France’s outspoken, yet controversial, Marine Le Pen is surging ahead of her rivals in opinion polls. The leader of France’s National Front won 28 per cent of first votes in a poll conducted by Le Monde. President Francois Hollande has witnessed a remarkable decrease in the amount of popular support among French people as he only acquired 14 per cent of the popular vote. This survey, which was compiled ahead of the French presidential election in April-May 2017, showed that former president, Nicholas Sarkozy, was on track with 21 per cent of first votes. Considering UKIP has been emerging as a political force in the United Kingdom since 2012, does Le Pen’s rise to popularity demonstrate a growing trend in France of hostility and disillusionment towards the traditional establishment parties? And what could possibly be causing this rise of the far-right in France?
53 per cent of French voters suggested that they are not satisfied with their current leader. This marks a ten per cent increase since interviews began in March this year.
The significant increase in Le Pen’s popularity has long been associated with her opposition to the Euro and the EU. Like Farage in the United Kingdom, Le Pen is pushing for a referendum on France’s membership of the EU. The recent success of Vote Leave in managing a campaign that resulted in Britain voting to withdraw from the EU will only increase her demands for a similar referendum in France. Le Pen hailed the Leave result in Britain on the day the results were announced. But that does not explain why demands for an EU referendum in France have grown in recent years or why Le Pen’s popularity is on the rise.
Don Murray of CBC News reported that a French woman he spoke to in the south of France was not terrified of the economic crisis in France, but of incidents like an encounter between tourists and young Arab men, whereby the latter suggested to the former that the street was theirs and access for outsiders was blocked. Murray reported that Carpentras, the city that is home to MP Marion Marechal-Le Pen, the granddaughter of Marine Le Pen, is a divided city. Even though the woman he spoke to was not concerned by economic insecurity, Murray suggested that ‘fear is the wedge’ that is fundamentally dividing this town and many others in France. For example, unemployment among young people stands at 25%. Many are convinced that factors such as the free movement of workers has allowed outsiders, Muslims in particular, to have secured all the scarce jobs in France.
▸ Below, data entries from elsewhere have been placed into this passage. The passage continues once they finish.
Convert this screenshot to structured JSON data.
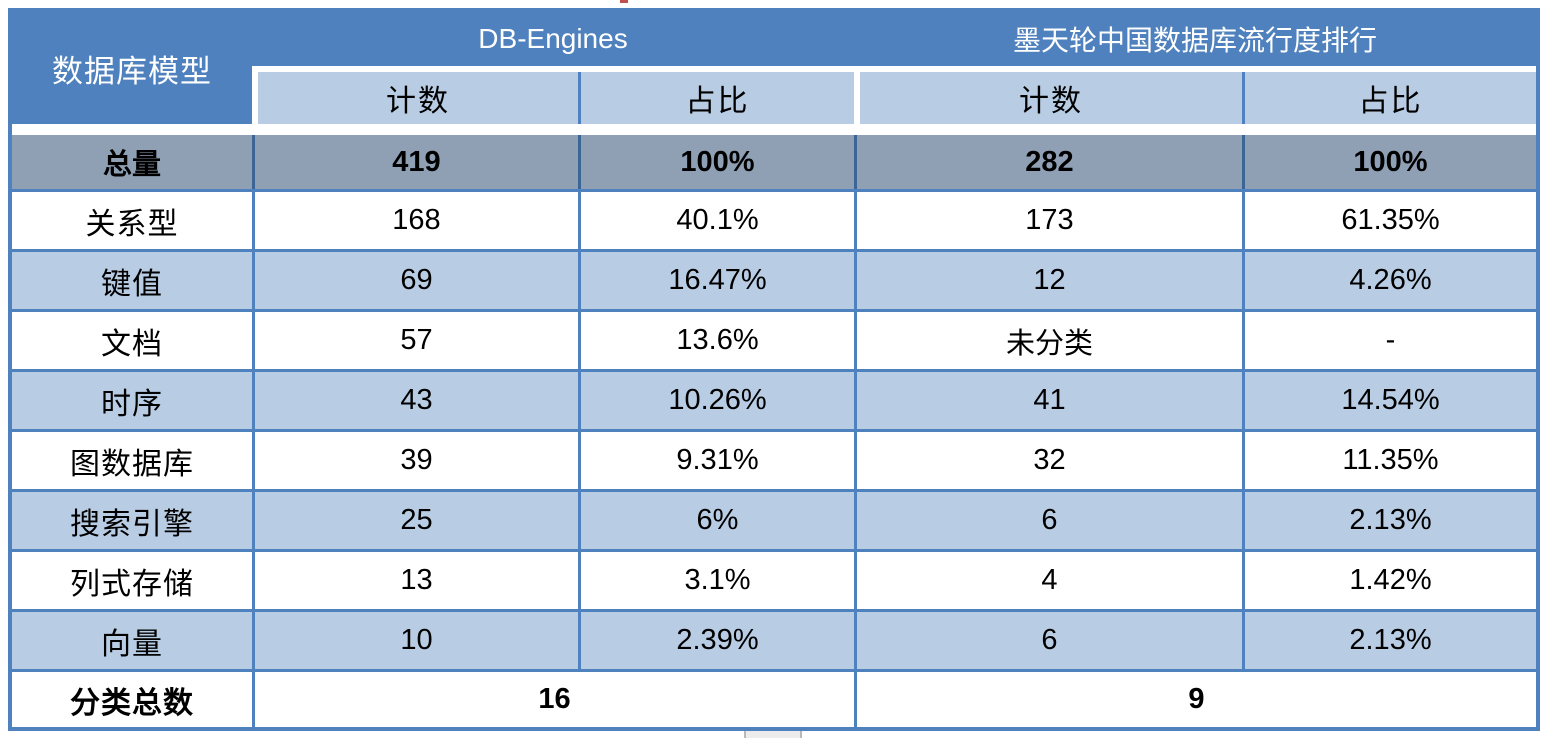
{
  "chart_data": {
    "type": "table",
    "corner_header": "数据库模型",
    "column_groups": [
      {
        "label": "DB-Engines",
        "subcolumns": [
          "计数",
          "占比"
        ]
      },
      {
        "label": "墨天轮中国数据库流行度排行",
        "subcolumns": [
          "计数",
          "占比"
        ]
      }
    ],
    "total_row": {
      "label": "总量",
      "cells": [
        "419",
        "100%",
        "282",
        "100%"
      ]
    },
    "rows": [
      {
        "label": "关系型",
        "cells": [
          "168",
          "40.1%",
          "173",
          "61.35%"
        ]
      },
      {
        "label": "键值",
        "cells": [
          "69",
          "16.47%",
          "12",
          "4.26%"
        ]
      },
      {
        "label": "文档",
        "cells": [
          "57",
          "13.6%",
          "未分类",
          "-"
        ]
      },
      {
        "label": "时序",
        "cells": [
          "43",
          "10.26%",
          "41",
          "14.54%"
        ]
      },
      {
        "label": "图数据库",
        "cells": [
          "39",
          "9.31%",
          "32",
          "11.35%"
        ]
      },
      {
        "label": "搜索引擎",
        "cells": [
          "25",
          "6%",
          "6",
          "2.13%"
        ]
      },
      {
        "label": "列式存储",
        "cells": [
          "13",
          "3.1%",
          "4",
          "1.42%"
        ]
      },
      {
        "label": "向量",
        "cells": [
          "10",
          "2.39%",
          "6",
          "2.13%"
        ]
      }
    ],
    "footer_row": {
      "label": "分类总数",
      "db_engines_total": "16",
      "modb_total": "9"
    }
  },
  "colors": {
    "header_blue": "#4E81BD",
    "light_blue": "#B8CCE4",
    "total_row_gray": "#8FA0B5",
    "border_blue": "#4E81BD",
    "total_divider_blue": "#3D6497",
    "artifact_red": "#C0504D"
  }
}
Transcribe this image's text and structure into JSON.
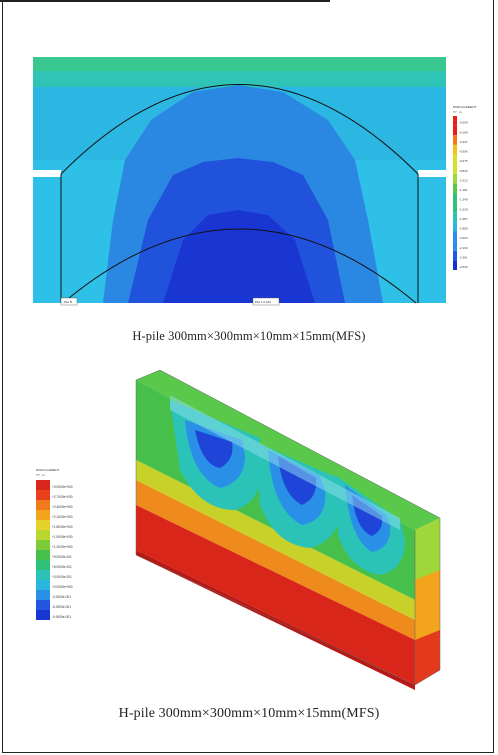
{
  "figure1": {
    "caption": "H-pile  300mm×300mm×10mm×15mm(MFS)",
    "legend_title": "DISPLACEMENT",
    "legend_subtitle": "TY , m",
    "legend_values": [
      "-0.000",
      "-0.169",
      "-0.337",
      "-0.506",
      "-0.675",
      "-0.843",
      "-1.012",
      "-1.181",
      "-1.349",
      "-1.518",
      "-1.687",
      "-1.855",
      "-2.024",
      "-2.193",
      "-2.361",
      "-2.530"
    ],
    "label_left": "Pile B",
    "label_center": "Pile 1.0 100",
    "colors": [
      "#e8201a",
      "#f27a17",
      "#f3c11c",
      "#d8e02a",
      "#9fd73a",
      "#58c84a",
      "#2fc07a",
      "#2bc2b8",
      "#2bb6e0",
      "#2a8fe6",
      "#2255e0",
      "#1730d4"
    ]
  },
  "figure2": {
    "caption": "H-pile  300mm×300mm×10mm×15mm(MFS)",
    "legend_title": "DISPLACEMENT",
    "legend_subtitle": "TY , m",
    "legend_values": [
      "+3.0000e+000",
      "+2.7000e+000",
      "+2.4000e+000",
      "+2.1000e+000",
      "+1.8000e+000",
      "+1.5000e+000",
      "+1.2000e+000",
      "+9.0000e-001",
      "+6.0000e-001",
      "+3.0000e-001",
      "+0.0000e+000",
      "-3.0000e-001",
      "-6.0000e-001",
      "-9.0000e-001"
    ]
  }
}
Compared to the days of economic prosperity of the 1990s and 2000s, the divisions in Carpentras are considerably more visible today. Carpentras is now a city with a Muslim minority of up to 15%. Today, many more Muslim women walk the streets of France veiled, even young Muslim women born in France. This suggests a rise in immigration can be linked to growing economic insecurity since the end of the boom years during the 1990s and 2000s.
The Carpentras weekly market consists of stands where men and women of North African decent sell their vegetables. These specific stalls have increased in numbers in recent years.
Therefore, it is reasonable to attribute the National Front’s success with growing support in the south of France. In the ‘elections regionales’ in December 2015, the National Front took 52% of the vote in the second round in Carpentras. It is no remarkable coincidence that these results happened; they took place just a month after the atrocious terrorist atrocities in France that resulted in 130 people being killed.
Le Pen’s growing support will also increase pressure on Hollande to call for an EU referendum in his own country, even though he has overwhelmingly rejected calls for such a referendum. So far, opinion polls suggest that 41 per cent of French people would vote to leave the EU if a referendum was called in France tomorrow. Whilst this is not a sufficient enough result to win a referendum, Le Pen’s calls for a referendum and her argument that the Euro is associated with a decline in jobs and economic growth in France will certainly chime with those who demand a French EU referendum.
Therefore, it is clear that the reasons behind Le Pen’s surging popularity are a result of fears over uncontrolled immigration as a result of EU membership, general disillusionment towards the French establishment and the EU, and economic insecurity linked to France’s membership of the Eurozone. These issues sound increasingly familiar with the situation in Britain prior to June 23rd, and whilst many political commentators have dismissed Le Pen’s chances of winning next year, there is no doubt the National Front’s popularity will continue to grow in the future regardless of the results next year. The French establishment cannot afford to continue to ignore these issues.